Presently, visualization of heteroplasmies is available for Daucus carota.
icHet is a workflow for visualizing and detecting heteroplasmies across multiple genomic samples. It is designed to take advantage of high-performance clusters.
-
Python 3 packages:
- Biopython
- Bokeh
- Flexx
-
Other tools:
- Bwa (http://bio-bwa.sourceforge.net/)
- SAMtools (http://samtools.sourceforge.net/)
You can use Anaconda distribution for easier installation.
-
Install Anaconda:
- Download the appropriate .sh file from https://www.anaconda.com/download/
- In the directory with the .sh file, run the .sh file using the following commands:
- Make executable if needed:
chmod 755 SampleFileName.sh
- Run installer script:
./SAMPLEFILENAME.sh
- Make executable if needed:
-
Install required packages:
- On Linux/Max: run
sh install_packages.sh
- On Windows: run these commands
conda install -y -c anaconda biopython conda install -y -c bokeh bokeh conda install -y -c conda-forge flexx conda config --add channels defaults conda config --add channels conda-forge conda config --add channels bioconda conda install -y bwa conda install -y samtools conda install -y bzip2
- On Linux/Max: run
Note
After installing SAMtools via anaconda, you may have this error:
samtools: error while loading shared libraries: libcrypto.so.1.0.0: cannot open shared object file: No such file or directory
Here is the suggested easiest way to fix this error:
- Go to *anaconda3 library* directory: (assume that your anaconda is installed in $HOME/anaconda)
```cd $HOME/anaconda3/lib```
- Make a copy of *libcrypto.so.1.1.1* and rename it to *libcrypto.so.1.0.0*
There are many other ways to fix this error, for example (SAMtools dependency in wrong version), please try them to fix the error.
You need to specify paths to your data in a configuration file. See config.txt for example.
- Required inputs:
- READS_DIR: path to reads directory containing FASTQ/FQ file(s). Reads must be paired-end reads and each pair must have suffix (_1.fastq and _2.fastq) or (_1.fq or _2.fq).

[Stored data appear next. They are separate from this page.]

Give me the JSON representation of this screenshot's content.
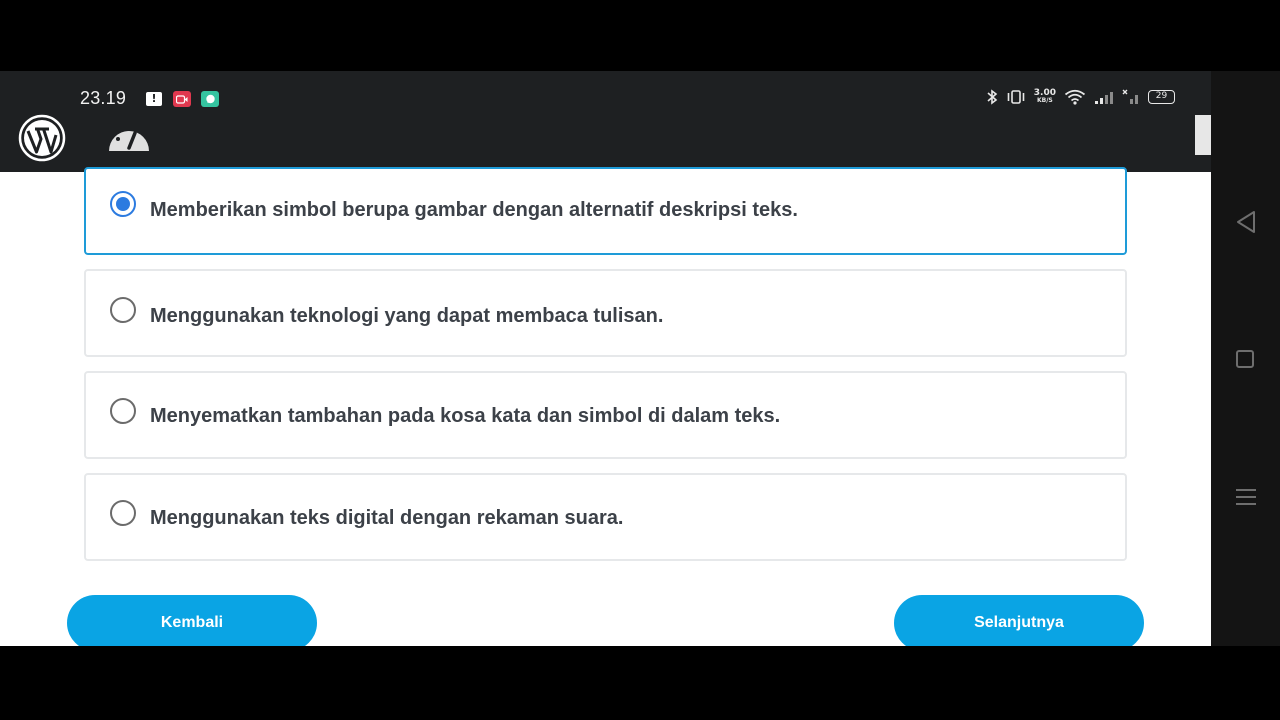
{
  "statusbar": {
    "time": "23.19",
    "network_speed_value": "3.00",
    "network_speed_unit": "KB/S",
    "battery": "29",
    "icons": [
      "message-notification-icon",
      "screen-record-icon",
      "chat-app-icon",
      "bluetooth-icon",
      "vibrate-icon",
      "wifi-icon",
      "signal-icon",
      "no-sim-signal-icon",
      "battery-icon"
    ]
  },
  "appbar": {
    "icons": [
      "wordpress-logo-icon",
      "dashboard-gauge-icon"
    ]
  },
  "quiz": {
    "options": [
      {
        "label": "Memberikan simbol berupa gambar dengan alternatif deskripsi teks.",
        "selected": true
      },
      {
        "label": "Menggunakan teknologi yang dapat membaca tulisan.",
        "selected": false
      },
      {
        "label": "Menyematkan tambahan pada kosa kata dan simbol di dalam teks.",
        "selected": false
      },
      {
        "label": "Menggunakan teks digital dengan rekaman suara.",
        "selected": false
      }
    ]
  },
  "buttons": {
    "back_label": "Kembali",
    "next_label": "Selanjutnya"
  },
  "colors": {
    "accent": "#0aa4e4",
    "selected_border": "#1e9bd8",
    "radio_checked": "#2c7be0",
    "statusbar_bg": "#1e2022"
  }
}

- REF: path to reference genomes. This is the concatenated of all genomes (nuclear DNA, mitochondrial genome, chloroplast genome).
- LOG_FILE: path to log file.
- OUTPUT_DIR: path to output directory.
- cp_ref : path to chloroplast genome.
- cp_annotation : path to chloroplast annotation file.
- mt_ref: path to mitochondria genome.
- mt_annotation: path to mitochondri annotation file.
- mitochondria: mitochondria sequence IDs. This can be a list, separated by commas.
- chloroplast: chloroplast sequence IDs. This can be a list, separated by commas.
It is not neccessary to use single or double quote for these paths. The workflow will generate the OUTPUT_DIR if it doesn't exists.
If there are no input sequence IDs for mitochondria or chloroplast, the program terminates.
See example_config.txt for example of config file.
- Optional inputs:
- DIST: name of distance function used to compute conservation scores of heteroplasmic sites (hellinger or consine). Default = hellinger distance.
- alignment_quality: quality threshold for SAMtools to filter alignments. Default = 20.
- score_threshold: threshold for conservation scores of heteroplasmic sites to be shown in visualization. Default = 10.
- percentage_threshold: threshold for base percentage of heteroplasmic sites to be shown in visualization. Default = 0.05
Text file contains all input reads ID you want to run. Each line is reserved for only one ID. The output plots the samples by the ordering of read names in this file.
Reads should be paired-end reads, and only the SampleID needs to be specified in the readids.txt file. For example, if you have sample SRR2146923 with a pair of reads named SRR2146923_1.fastq and SRR2146923_2.fastq, you only have to specify SRR2146923 in the readids.txt file.
See example_read_ids.txt for example of read IDs file.
python run_hpc.py config.txt readids.txt
- config.txt: configuration file
- readids.txt: read IDs file.
The program will output both visualization for mitochondria and chloroplast if users gives paths to chloroplast and mitochondrial genomes, annotation files, as well as sequence IDs.
Outputs for mitochondria and chloroplast will be separated into OUTPUT_DIR/mitochondria and OUTPUT_DIR/chloroplast directories.